CÓRDOBA vuelve a ser ya la Ciudad de la Mezquita. No es una broma, como saben ustedes. Todo el mundo ha seguido llamando mezquita a la mezquita, dentro y fuera de nuestras fronteras, menos el Obispado de Córdoba, que la había inmatriculado en 2006 con el nombre de Santa Iglesia Catedral; había registrado todos sus nombres como marca comercial para que nadie pudiera usarlos y hasta llegó a retirar la palabra mezquita de los mapas turísticos. Conseguir que la denominación institucional del monumento sea, desde ahora, Mezquita-Catedral es una victoria avalada por una intensa movilización ciudadana, pero es insuficiente, porque el objetivo final no puede ser otro que declarar nula su inmatriculación y lograr una gestión pública y transparente.

En esta historia de insensateces, lo más llamativo es el empeño de la Iglesia en ocultar el nombre universal de mezquita. O lo que es lo mismo, en querer borrar la memoria de un paradigma de encuentro entre pueblos y culturas, e imponer una visión confesional y excluyente. Un disparate del que sólo nos puede salvar una apuesta decidida por la laicidad que, reconozcámoslo, ningún Gobierno ha acometido hasta ahora. Es una tarea compleja, porque remite a un conflicto histórico entre el poder y la presencia de la Iglesia católica y la necesaria libertad de conciencia y supresión de privilegios que es la base de un estado laico. Y constantemente saltan chispas. Ejemplos mínimos: hay 36 capillas católicas en las universidades españolas, mantenidas con dinero público, que fueron el motivo de la mediática denuncia a una concejala madrileña; se conservan símbolos religiosos en muchos centros de enseñanza o se considera aceptable que los alumnos de Prescolar y Primaria reproduzcan la parafernalia de las procesiones dentro de las escuelas andaluzas; y muchos cargos públicos, entre ellos nuestro alcalde, presiden ceremonias religiosas.
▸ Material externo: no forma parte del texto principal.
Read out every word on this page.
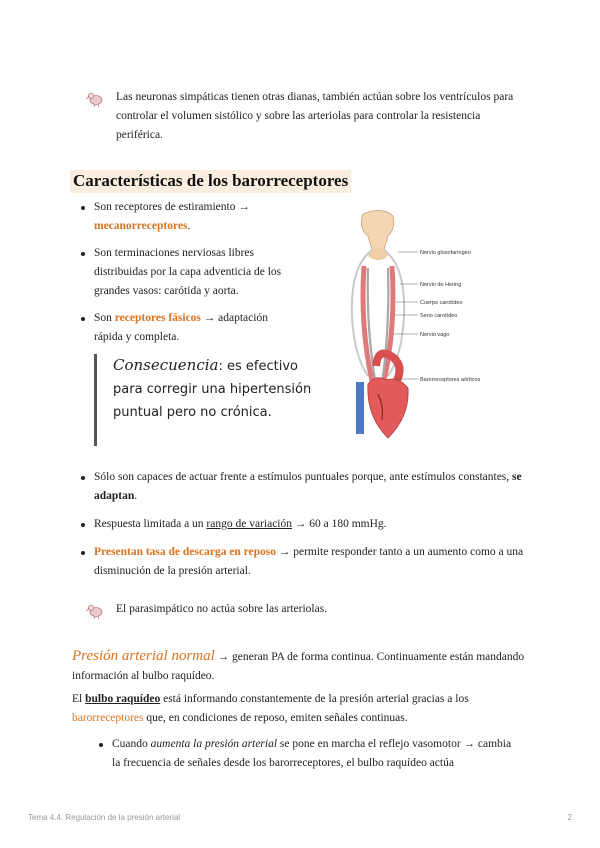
Las neuronas simpáticas tienen otras dianas, también actúan sobre los ventrículos para controlar el volumen sistólico y sobre las arteriolas para controlar la resistencia periférica.
Características de los barorreceptores
Son receptores de estiramiento → mecanorreceptores.
Son terminaciones nerviosas libres distribuidas por la capa adventicia de los grandes vasos: carótida y aorta.
Son receptores fásicos → adaptación rápida y completa.
Consecuencia: es efectivo para corregir una hipertensión puntual pero no crónica.
Nervio glosofaríngeo
Nervio de Hering
Cuerpo carotídeo
Seno carotídeo
Nervio vago
Barorreceptores aórticos
Sólo son capaces de actuar frente a estímulos puntuales porque, ante estímulos constantes, se adaptan.
Respuesta limitada a un rango de variación → 60 a 180 mmHg.
Presentan tasa de descarga en reposo → permite responder tanto a un aumento como a una disminución de la presión arterial.
El parasimpático no actúa sobre las arteriolas.
Presión arterial normal → generan PA de forma continua. Continuamente están mandando información al bulbo raquídeo.
El bulbo raquídeo está informando constantemente de la presión arterial gracias a los barorreceptores que, en condiciones de reposo, emiten señales continuas.
Cuando aumenta la presión arterial se pone en marcha el reflejo vasomotor → cambia la frecuencia de señales desde los barorreceptores, el bulbo raquídeo actúa
Tema 4.4. Regulación de la presión arterial	2
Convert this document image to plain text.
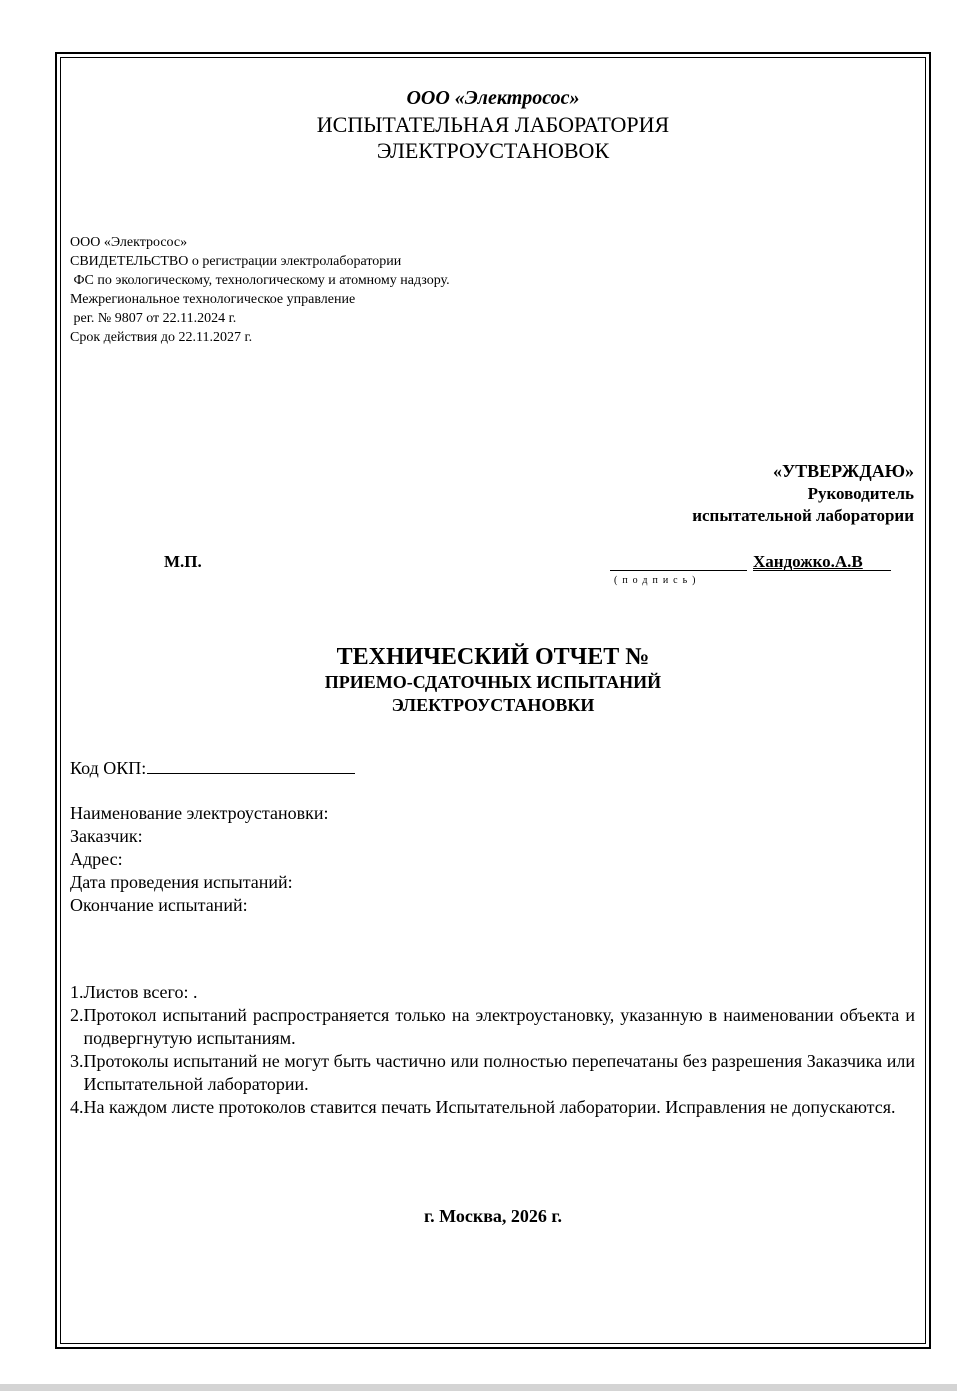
ООО «Электросос»
ИСПЫТАТЕЛЬНАЯ ЛАБОРАТОРИЯ
ЭЛЕКТРОУСТАНОВОК
ООО «Электросос»
СВИДЕТЕЛЬСТВО о регистрации электролаборатории
ФС по экологическому, технологическому и атомному надзору.
Межрегиональное технологическое управление
рег. № 9807 от 22.11.2024 г.
Срок действия до 22.11.2027 г.
«УТВЕРЖДАЮ»
Руководитель
испытательной лаборатории
М.П.	Хандожко.А.В
(подпись)
ТЕХНИЧЕСКИЙ ОТЧЕТ №
ПРИЕМО-СДАТОЧНЫХ ИСПЫТАНИЙ
ЭЛЕКТРОУСТАНОВКИ
Код ОКП:
Наименование электроустановки:
Заказчик:
Адрес:
Дата проведения испытаний:
Окончание испытаний:
1. Листов всего: .
2. Протокол испытаний распространяется только на электроустановку, указанную в наименовании объекта и подвергнутую испытаниям.
3. Протоколы испытаний не могут быть частично или полностью перепечатаны без разрешения Заказчика или Испытательной лаборатории.
4. На каждом листе протоколов ставится печать Испытательной лаборатории. Исправления не допускаются.
г. Москва, 2026 г.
El problema es que no somos conscientes de ese sectarismo que se cuece en las entrañas mismas de nuestra vida cotidiana, ni reconocemos en esos ritos y costumbres sociales la imposición de una forma excluyente de entender el mundo, igual que ha sido excluyente y ventajista la intención del Obispado de Córdoba. Como cristiana, eso me duele especialmente, pero como ciudadana no me exime de denunciar cualquier afán de privilegio que atente contra la igualdad de derechos. Aunque la Iglesia sea la primera en no entenderlo.